Hard wrote in his 1908 book "The Mushroom, Edible and Otherwise" that he became interested in mushrooms while he was superintendent of schools in Salem, Ohio when he observed Bohemian immigrant children collecting mushrooms in the fields and forests around the town. By the time he published his book Hard had spent many years collecting and commissioning photographs of the mushrooms of Ohio. His book has a preface by Ohio State University mycologist William Ashbrook Kellerman, who in an advance review of the book described Hard affectionately as "that mushroom-hunter, mushroom-eater, mushroom-writer, as it were, mushroom-fiend..."

While researching for the book, Hard brought several new species to the attention of mycologists.
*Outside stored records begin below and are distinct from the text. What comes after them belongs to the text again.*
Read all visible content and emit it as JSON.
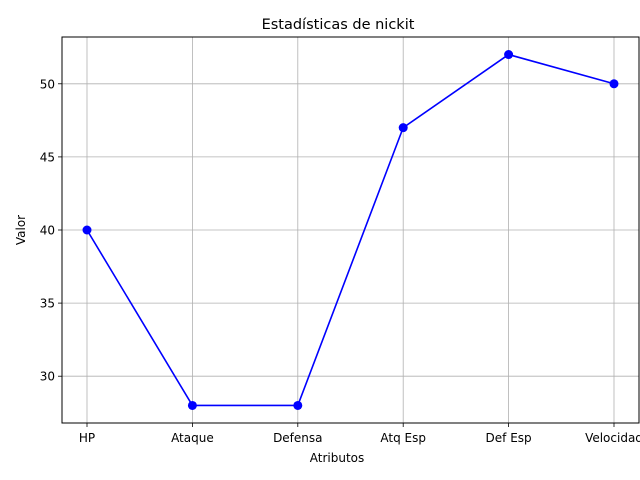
{
  "chart_data": {
    "type": "line",
    "title": "Estadísticas de nickit",
    "xlabel": "Atributos",
    "ylabel": "Valor",
    "categories": [
      "HP",
      "Ataque",
      "Defensa",
      "Atq Esp",
      "Def Esp",
      "Velocidad"
    ],
    "series": [
      {
        "values": [
          40,
          28,
          28,
          47,
          52,
          50
        ],
        "color": "#0000ff",
        "marker": "circle"
      }
    ],
    "ylim": [
      26.8,
      53.2
    ],
    "yticks": [
      30,
      35,
      40,
      45,
      50
    ],
    "grid": true,
    "legend": "none"
  }
}
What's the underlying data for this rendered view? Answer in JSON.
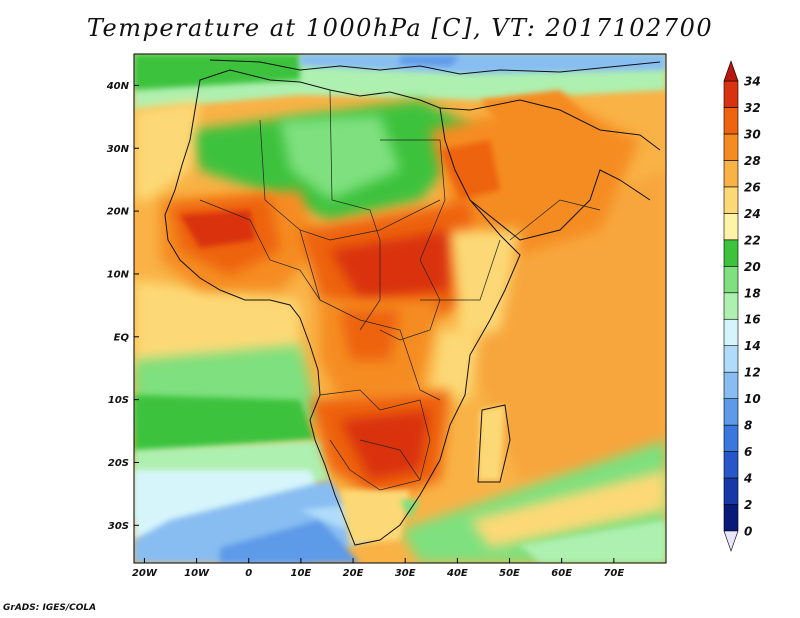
{
  "title": "Temperature at 1000hPa [C], VT: 2017102700",
  "credit": "GrADS: IGES/COLA",
  "map": {
    "lon_range": [
      -22,
      80
    ],
    "lat_range": [
      -36,
      45
    ],
    "x_ticks": [
      {
        "lon": -20,
        "label": "20W"
      },
      {
        "lon": -10,
        "label": "10W"
      },
      {
        "lon": 0,
        "label": "0"
      },
      {
        "lon": 10,
        "label": "10E"
      },
      {
        "lon": 20,
        "label": "20E"
      },
      {
        "lon": 30,
        "label": "30E"
      },
      {
        "lon": 40,
        "label": "40E"
      },
      {
        "lon": 50,
        "label": "50E"
      },
      {
        "lon": 60,
        "label": "60E"
      },
      {
        "lon": 70,
        "label": "70E"
      }
    ],
    "y_ticks": [
      {
        "lat": 40,
        "label": "40N"
      },
      {
        "lat": 30,
        "label": "30N"
      },
      {
        "lat": 20,
        "label": "20N"
      },
      {
        "lat": 10,
        "label": "10N"
      },
      {
        "lat": 0,
        "label": "EQ"
      },
      {
        "lat": -10,
        "label": "10S"
      },
      {
        "lat": -20,
        "label": "20S"
      },
      {
        "lat": -30,
        "label": "30S"
      }
    ]
  },
  "colorbar": {
    "levels": [
      {
        "value": 0,
        "color": "#f2eeff"
      },
      {
        "value": 2,
        "color": "#0a1a78"
      },
      {
        "value": 4,
        "color": "#1838a8"
      },
      {
        "value": 6,
        "color": "#2856c8"
      },
      {
        "value": 8,
        "color": "#3a78de"
      },
      {
        "value": 10,
        "color": "#5d9ae8"
      },
      {
        "value": 12,
        "color": "#88bdf2"
      },
      {
        "value": 14,
        "color": "#b0dcfa"
      },
      {
        "value": 16,
        "color": "#d6f5fb"
      },
      {
        "value": 18,
        "color": "#aef0b0"
      },
      {
        "value": 20,
        "color": "#7ee07e"
      },
      {
        "value": 22,
        "color": "#3cc23c"
      },
      {
        "value": 24,
        "color": "#fff3a8"
      },
      {
        "value": 26,
        "color": "#fcd976"
      },
      {
        "value": 28,
        "color": "#f9b246"
      },
      {
        "value": 30,
        "color": "#f58c22"
      },
      {
        "value": 32,
        "color": "#ee6410"
      },
      {
        "value": 34,
        "color": "#d93210"
      }
    ],
    "over_color": "#b8160e",
    "under_color": "#e9e5ff"
  }
}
For example, George Francis Atkinson in 1906 noted two new species, Naucoria paludosella (now Pholiota paludosella) and Stropharia hardii sent to him by Hard and Kellerman, naming the second one in Hard's honor.
Hard's book received favorable reviews at the time and in 1976 when it was reprinted by Dover Publications.

Hard contributed a journal article, "An Interesting Cordyceps", to the June 1906 Mycological Bulletin.

==Family==
Hard married Elizabeth Catherine Shallcross (1844-1931) on December 29, 1874. They had two daughters, Honora E. Hard (1881-1965) and Anita L. Hard Wilson (1883-1961).